O Dalai Lama acusou esta terça-feira a China de ter morto «centenas de milhares de tibetanos» desde a invasão do Tibete no início dos anos 1950 e de ter feito deste país «um inferno sobre Terra», escreve a Lusa.

«Estes últimos 50 anos foram de sofrimento e de destruição para o território e o povo do Tibete», disse o chefe espiritual do budismo tibetano, num discurso desde o exílio em Dharamsala, no norte da Índia, por ocasião do 50º aniversário do levantamento falhado contra Pequim em Março de 1959.

«Depois de ocupado o Tibete, o governo comunista realizou uma série de campanhas de violência e de repressão (...) Os tibetanos viveram literalmente "um inferno sobre Terra"», acusou o Dalai Lama.

Dalai Lama, humano como nós

«Consequência imediata destas campanhas: a morte de centena de milhares de tibetanos», criticou o Dalai Lama, perante o templo budista de Dharamsala, onde está refugiado há 50 anos.

Para além disso, o Dalai Lama exigiu «uma autonomia legítima e significativa» para o Tibete face ao regime chinês e não a independência.

«Nós, os tibetanos, estamos à procura de uma autonomia legítima e significativa que nos permita viver no âmbito da República Popular da China», disse o chefe espiritual do budismo tibetano, num discurso desde o exílio de Dharamsala, no norte da Índia.

«Não tenho nenhuma dúvida: a justiça prevalecerá a propósito da causa tibetana», assegurou.

China quer «combater o separatismo»

O presidente chinês, Hu Jintao, considerou a situação no Tibete «basicamente estável», mas insistiu que as autoridades locais devem continuar a «combater o separatismo» e a «responder às necessidades imediatas da população».

«Devemos combater o separatismo e salvaguardar a unidade nacional para que o Tibete, agora basicamente estável, possa desfrutar de uma paz e estabilidade duradouras», disse Hu Jintao, numa intervenção na Assembleia Nacional Popular difundida na imprensa oficial.

Hu Jintao exortou o governo local a promover projectos económicos que «resultem numa melhoria directa do nível de vida e das condições de trabalho da população».

A declaração coincide com o 50º aniversário da frustrada rebelião contra a administração chinesa no Tibete, a 10 de Março de 1959, que levou ao exílio do Dalai Lama na vizinha Índia.

Tumultos em Lhasa fazem um ano

Há apenas um ano, a mesma efeméride ficou marcada por violentos tumultos em Lhasa, a capital do Tibete, e colocou o território no primeiro plano da agenda mediática internacional.

Um responsável do governo local disse segunda-feira que a policia «reforçou as patrulhas em algumas áreas, contra possíveis perturbações causadas pelos adeptos do Dalai Lama e de grupos ocidentais partidários da Independência do Tibete».

Segundo as autoridades chinesas, os tumultos de 14 de Março de 2008 em Lhasa causaram 18 mortos.

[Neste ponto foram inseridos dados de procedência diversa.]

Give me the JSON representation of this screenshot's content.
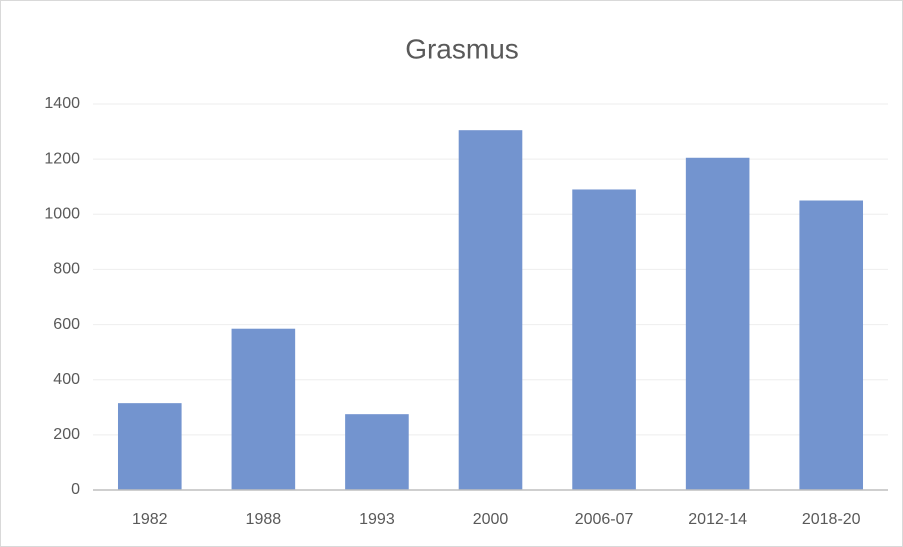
{
  "chart_data": {
    "type": "bar",
    "title": "Grasmus",
    "categories": [
      "1982",
      "1988",
      "1993",
      "2000",
      "2006-07",
      "2012-14",
      "2018-20"
    ],
    "values": [
      315,
      585,
      275,
      1305,
      1090,
      1205,
      1050
    ],
    "color": "#7394cf",
    "ylim": [
      0,
      1400
    ],
    "yticks": [
      0,
      200,
      400,
      600,
      800,
      1000,
      1200,
      1400
    ],
    "grid": true
  }
}
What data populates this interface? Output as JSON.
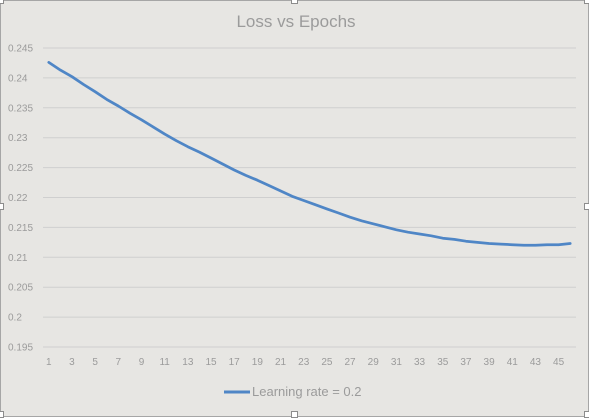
{
  "chart_data": {
    "type": "line",
    "title": "Loss vs Epochs",
    "xlabel": "",
    "ylabel": "",
    "x": [
      1,
      2,
      3,
      4,
      5,
      6,
      7,
      8,
      9,
      10,
      11,
      12,
      13,
      14,
      15,
      16,
      17,
      18,
      19,
      20,
      21,
      22,
      23,
      24,
      25,
      26,
      27,
      28,
      29,
      30,
      31,
      32,
      33,
      34,
      35,
      36,
      37,
      38,
      39,
      40,
      41,
      42,
      43,
      44,
      45,
      46
    ],
    "x_tick_labels": [
      "1",
      "3",
      "5",
      "7",
      "9",
      "11",
      "13",
      "15",
      "17",
      "19",
      "21",
      "23",
      "25",
      "27",
      "29",
      "31",
      "33",
      "35",
      "37",
      "39",
      "41",
      "43",
      "45"
    ],
    "ylim": [
      0.195,
      0.245
    ],
    "y_tick_labels": [
      "0.245",
      "0.24",
      "0.235",
      "0.23",
      "0.225",
      "0.22",
      "0.215",
      "0.21",
      "0.205",
      "0.2",
      "0.195"
    ],
    "y_tick_values": [
      0.245,
      0.24,
      0.235,
      0.23,
      0.225,
      0.22,
      0.215,
      0.21,
      0.205,
      0.2,
      0.195
    ],
    "grid": true,
    "legend_position": "bottom",
    "series": [
      {
        "name": "Learning rate = 0.2",
        "color": "#4f86c6",
        "values": [
          0.2426,
          0.2413,
          0.2402,
          0.2389,
          0.2377,
          0.2364,
          0.2353,
          0.2341,
          0.233,
          0.2318,
          0.2306,
          0.2295,
          0.2285,
          0.2276,
          0.2266,
          0.2256,
          0.2246,
          0.2237,
          0.2229,
          0.222,
          0.2211,
          0.2202,
          0.2195,
          0.2188,
          0.2181,
          0.2174,
          0.2167,
          0.2161,
          0.2156,
          0.2151,
          0.2146,
          0.2142,
          0.2139,
          0.2136,
          0.2132,
          0.213,
          0.2127,
          0.2125,
          0.2123,
          0.2122,
          0.2121,
          0.212,
          0.212,
          0.2121,
          0.2121,
          0.2123
        ]
      }
    ]
  }
}
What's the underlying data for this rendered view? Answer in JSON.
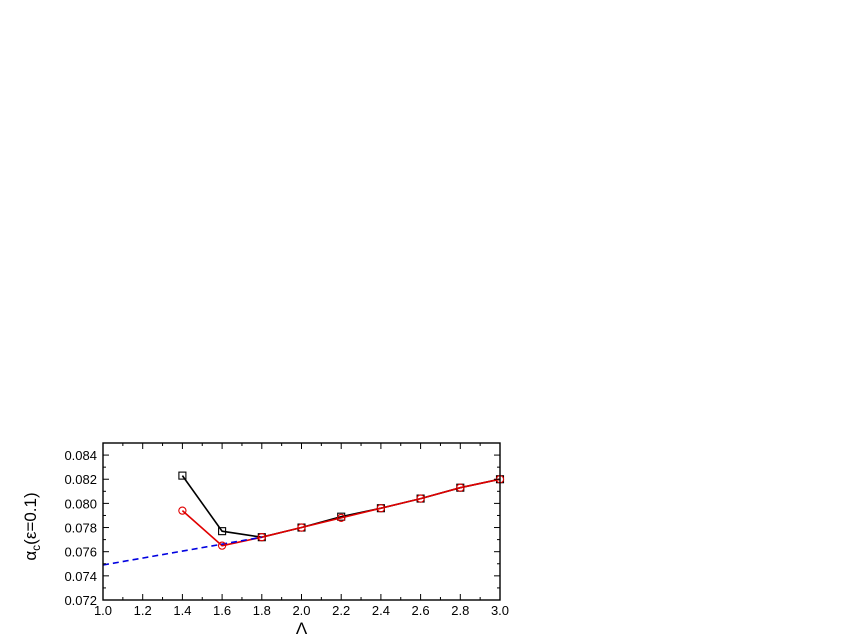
{
  "chart_data": {
    "type": "line",
    "title": "",
    "xlabel": "Λ",
    "ylabel": {
      "main": "α",
      "subscript": "c",
      "suffix": "(ε=0.1)"
    },
    "xlim": [
      1.0,
      3.0
    ],
    "ylim": [
      0.072,
      0.085
    ],
    "x_ticks": [
      "1.0",
      "1.2",
      "1.4",
      "1.6",
      "1.8",
      "2.0",
      "2.2",
      "2.4",
      "2.6",
      "2.8",
      "3.0"
    ],
    "y_ticks": [
      "0.072",
      "0.074",
      "0.076",
      "0.078",
      "0.080",
      "0.082",
      "0.084"
    ],
    "grid": false,
    "series": [
      {
        "marker": "square",
        "color": "#000000",
        "line": "solid",
        "points": [
          [
            1.4,
            0.0823
          ],
          [
            1.6,
            0.0777
          ],
          [
            1.8,
            0.0772
          ],
          [
            2.0,
            0.078
          ],
          [
            2.2,
            0.0789
          ],
          [
            2.4,
            0.0796
          ],
          [
            2.6,
            0.0804
          ],
          [
            2.8,
            0.0813
          ],
          [
            3.0,
            0.082
          ]
        ]
      },
      {
        "marker": "circle",
        "color": "#e00000",
        "line": "solid",
        "points": [
          [
            1.4,
            0.0794
          ],
          [
            1.6,
            0.0765
          ],
          [
            1.8,
            0.0772
          ],
          [
            2.0,
            0.078
          ],
          [
            2.2,
            0.0788
          ],
          [
            2.4,
            0.0796
          ],
          [
            2.6,
            0.0804
          ],
          [
            2.8,
            0.0813
          ],
          [
            3.0,
            0.082
          ]
        ]
      },
      {
        "marker": "none",
        "color": "#0000e0",
        "line": "dashed",
        "points": [
          [
            1.0,
            0.0749
          ],
          [
            1.8,
            0.0772
          ]
        ]
      }
    ]
  }
}
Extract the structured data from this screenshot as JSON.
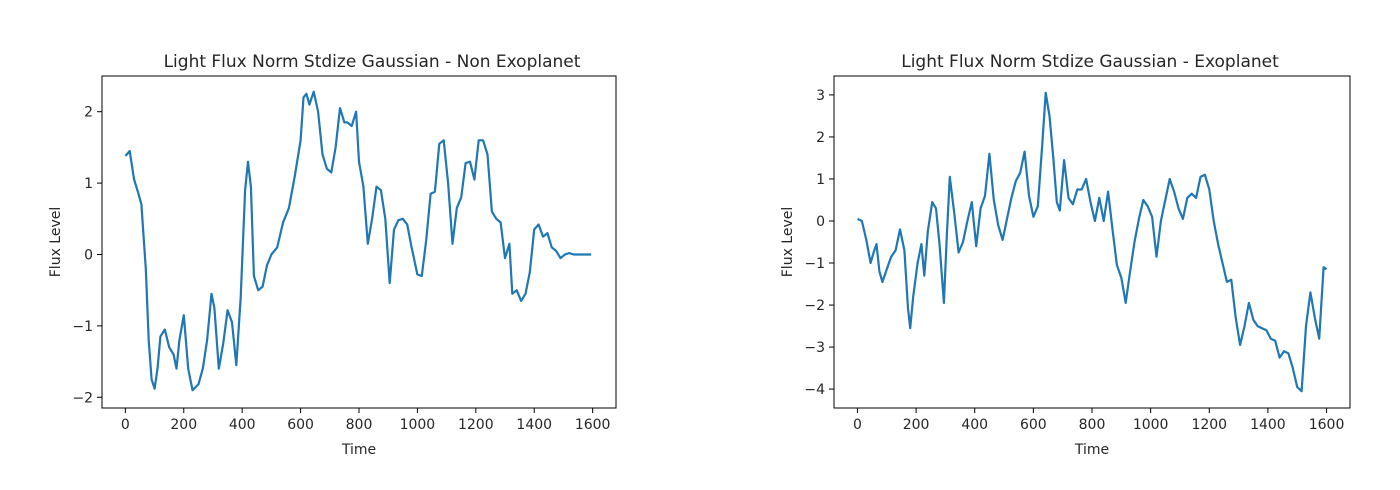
{
  "chart_data": [
    {
      "type": "line",
      "title": "Light Flux Norm Stdize Gaussian - Non Exoplanet",
      "xlabel": "Time",
      "ylabel": "Flux Level",
      "xlim": [
        -80,
        1680
      ],
      "ylim": [
        -2.15,
        2.5
      ],
      "xticks": [
        0,
        200,
        400,
        600,
        800,
        1000,
        1200,
        1400,
        1600
      ],
      "yticks": [
        -2,
        -1,
        0,
        1,
        2
      ],
      "ytick_labels": [
        "−2",
        "−1",
        "0",
        "1",
        "2"
      ],
      "grid": false,
      "color": "#1f77b4",
      "series": [
        {
          "x": [
            0,
            15,
            30,
            45,
            55,
            70,
            80,
            90,
            100,
            110,
            120,
            135,
            150,
            165,
            175,
            185,
            200,
            215,
            230,
            250,
            265,
            280,
            295,
            305,
            320,
            335,
            350,
            365,
            380,
            395,
            410,
            420,
            430,
            440,
            455,
            470,
            485,
            500,
            520,
            540,
            560,
            580,
            600,
            610,
            620,
            630,
            645,
            660,
            675,
            690,
            705,
            720,
            735,
            750,
            760,
            775,
            790,
            800,
            815,
            830,
            845,
            860,
            875,
            890,
            905,
            920,
            935,
            950,
            965,
            980,
            1000,
            1015,
            1030,
            1045,
            1060,
            1075,
            1090,
            1105,
            1120,
            1135,
            1150,
            1165,
            1180,
            1195,
            1210,
            1225,
            1240,
            1255,
            1270,
            1285,
            1300,
            1315,
            1325,
            1340,
            1355,
            1370,
            1385,
            1400,
            1415,
            1430,
            1445,
            1460,
            1475,
            1490,
            1505,
            1520,
            1535,
            1550,
            1565,
            1580,
            1595
          ],
          "y": [
            1.38,
            1.45,
            1.05,
            0.85,
            0.7,
            -0.2,
            -1.2,
            -1.75,
            -1.88,
            -1.6,
            -1.15,
            -1.05,
            -1.3,
            -1.4,
            -1.6,
            -1.2,
            -0.85,
            -1.6,
            -1.9,
            -1.82,
            -1.6,
            -1.2,
            -0.55,
            -0.75,
            -1.6,
            -1.25,
            -0.78,
            -0.95,
            -1.55,
            -0.6,
            0.9,
            1.3,
            0.95,
            -0.3,
            -0.5,
            -0.45,
            -0.15,
            0.0,
            0.1,
            0.45,
            0.65,
            1.1,
            1.6,
            2.2,
            2.25,
            2.1,
            2.28,
            2.0,
            1.4,
            1.2,
            1.15,
            1.5,
            2.05,
            1.85,
            1.85,
            1.8,
            2.0,
            1.3,
            0.95,
            0.15,
            0.5,
            0.95,
            0.9,
            0.5,
            -0.4,
            0.35,
            0.48,
            0.5,
            0.42,
            0.1,
            -0.28,
            -0.3,
            0.2,
            0.85,
            0.88,
            1.55,
            1.6,
            1.0,
            0.15,
            0.65,
            0.8,
            1.28,
            1.3,
            1.05,
            1.6,
            1.6,
            1.4,
            0.6,
            0.5,
            0.45,
            -0.05,
            0.15,
            -0.55,
            -0.5,
            -0.65,
            -0.55,
            -0.25,
            0.35,
            0.42,
            0.25,
            0.3,
            0.1,
            0.05,
            -0.05,
            0.0,
            0.02,
            0.0,
            0.0,
            0.0,
            0.0,
            0.0
          ]
        }
      ]
    },
    {
      "type": "line",
      "title": "Light Flux Norm Stdize Gaussian - Exoplanet",
      "xlabel": "Time",
      "ylabel": "Flux Level",
      "xlim": [
        -80,
        1680
      ],
      "ylim": [
        -4.45,
        3.45
      ],
      "xticks": [
        0,
        200,
        400,
        600,
        800,
        1000,
        1200,
        1400,
        1600
      ],
      "yticks": [
        -4,
        -3,
        -2,
        -1,
        0,
        1,
        2,
        3
      ],
      "ytick_labels": [
        "−4",
        "−3",
        "−2",
        "−1",
        "0",
        "1",
        "2",
        "3"
      ],
      "grid": false,
      "color": "#1f77b4",
      "series": [
        {
          "x": [
            0,
            15,
            30,
            45,
            55,
            65,
            75,
            85,
            95,
            105,
            115,
            130,
            145,
            160,
            172,
            180,
            190,
            205,
            218,
            228,
            240,
            255,
            268,
            280,
            295,
            305,
            315,
            330,
            345,
            360,
            375,
            390,
            405,
            420,
            435,
            450,
            465,
            480,
            495,
            510,
            525,
            540,
            555,
            570,
            585,
            600,
            615,
            630,
            642,
            655,
            668,
            680,
            690,
            705,
            720,
            735,
            750,
            765,
            780,
            795,
            810,
            825,
            840,
            855,
            870,
            885,
            900,
            915,
            930,
            945,
            960,
            975,
            990,
            1005,
            1020,
            1035,
            1050,
            1065,
            1080,
            1095,
            1110,
            1125,
            1140,
            1155,
            1170,
            1185,
            1200,
            1215,
            1230,
            1245,
            1260,
            1275,
            1290,
            1305,
            1320,
            1335,
            1350,
            1365,
            1380,
            1395,
            1410,
            1425,
            1440,
            1455,
            1470,
            1485,
            1500,
            1515,
            1530,
            1545,
            1560,
            1575,
            1590,
            1600
          ],
          "y": [
            0.05,
            0.0,
            -0.45,
            -1.0,
            -0.75,
            -0.55,
            -1.2,
            -1.45,
            -1.25,
            -1.05,
            -0.85,
            -0.7,
            -0.2,
            -0.7,
            -2.05,
            -2.55,
            -1.8,
            -1.0,
            -0.55,
            -1.3,
            -0.25,
            0.45,
            0.3,
            -0.55,
            -1.95,
            -0.3,
            1.05,
            0.2,
            -0.75,
            -0.5,
            0.0,
            0.45,
            -0.6,
            0.3,
            0.6,
            1.6,
            0.5,
            -0.1,
            -0.45,
            0.05,
            0.55,
            0.95,
            1.15,
            1.65,
            0.6,
            0.1,
            0.35,
            1.8,
            3.05,
            2.5,
            1.5,
            0.45,
            0.25,
            1.45,
            0.55,
            0.4,
            0.75,
            0.75,
            1.0,
            0.45,
            0.0,
            0.55,
            0.0,
            0.7,
            -0.2,
            -1.05,
            -1.35,
            -1.95,
            -1.2,
            -0.5,
            0.05,
            0.5,
            0.35,
            0.1,
            -0.85,
            0.0,
            0.5,
            1.0,
            0.7,
            0.3,
            0.05,
            0.55,
            0.65,
            0.55,
            1.05,
            1.1,
            0.75,
            0.0,
            -0.55,
            -1.0,
            -1.45,
            -1.4,
            -2.3,
            -2.95,
            -2.5,
            -1.95,
            -2.35,
            -2.5,
            -2.55,
            -2.6,
            -2.8,
            -2.85,
            -3.25,
            -3.1,
            -3.15,
            -3.5,
            -3.95,
            -4.05,
            -2.5,
            -1.7,
            -2.3,
            -2.8,
            -1.1,
            -1.15
          ]
        }
      ]
    }
  ]
}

O auto-denominado Governo Tibetano no Exílio, em Dharamsala, norte da Índia, diz que mais de 200 pessoas morreram durante a repressão desencadeada a seguir pelo governo chinês.

Situado na cordilheira dos Himalaias, o «Tecto do Mundo», o Tibete é um território cerca de 13 vezes maior que Portugal e com menos de três milhões de habitantes.

Trata-se de uma Região Autónoma da China (como o Xinjiang ou Ningxia, ambas de maioria muçulmana), mas há comunidades tibetanas noutras províncias do país, nomeadamente Qinghai (onde nasceu o Dalai Lama), Gansu, Sichuan e Yunnan.